The study was conducted in the post-acute care division of a large, urban Medicare/Medicaid-certified home health organization. Results appeared online Dec. 28, 2012 in the American Journal of Hypertension.

Of the 658 patients, 300 (46%) took a diuretic, including 30 who were taking more than one. Among these 300 patients, 68% received a thiazide diuretic, 33.3% received a loop diuretic, and 4.3% received a potassium-sparing diuretic (including 3% who took an aldosterone receptor blocker). Participants who were not taking a diuretic took fewer antihypertensive medications (1.7 vs. 2.9 medications; P<0.0001) compared with those who were. They had a higher mean diastolic blood pressure (89.2 vs. 85.5 mm Hg; P=0.0005) and were more likely to have a systolic blood pressure of 160 mm Hg or greater (57.6% vs. 49.0%; P=0.04).

Among the 94.5% of participants taking antihypertensive medication, 26.5% (n=165) took just one drug.
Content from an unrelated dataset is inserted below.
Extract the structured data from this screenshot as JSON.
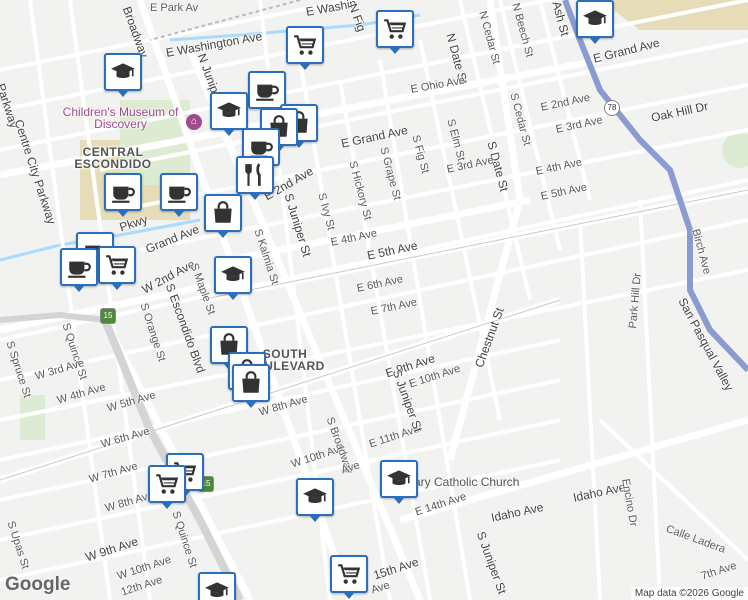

In this group, only 12% (n=19) took a diuretic. The percentage taking a diuretic increased to 43% among those taking two drugs, 73% among those taking three drugs and 90% among those taking four or more medications. Diuretics were associated with lower systolic and diastolic blood pressure. The mean systolic difference was −5 mm Hg (95% CI, −8.80 to −1.21; P=0.01) and the mean diastolic difference was −3.79 mm Hg (95% CI, −6.16 to −1.41; P=0.002).

The authors also noted that sometimes the diuretic dose wasn't high enough. While 67.3% of patients who were taking a diuretic received hydrochlorothiazide, in 93.1% of cases the dose was 25 mg/d or less. The rest received a higher dose or a combination with a potassium-sparing agent.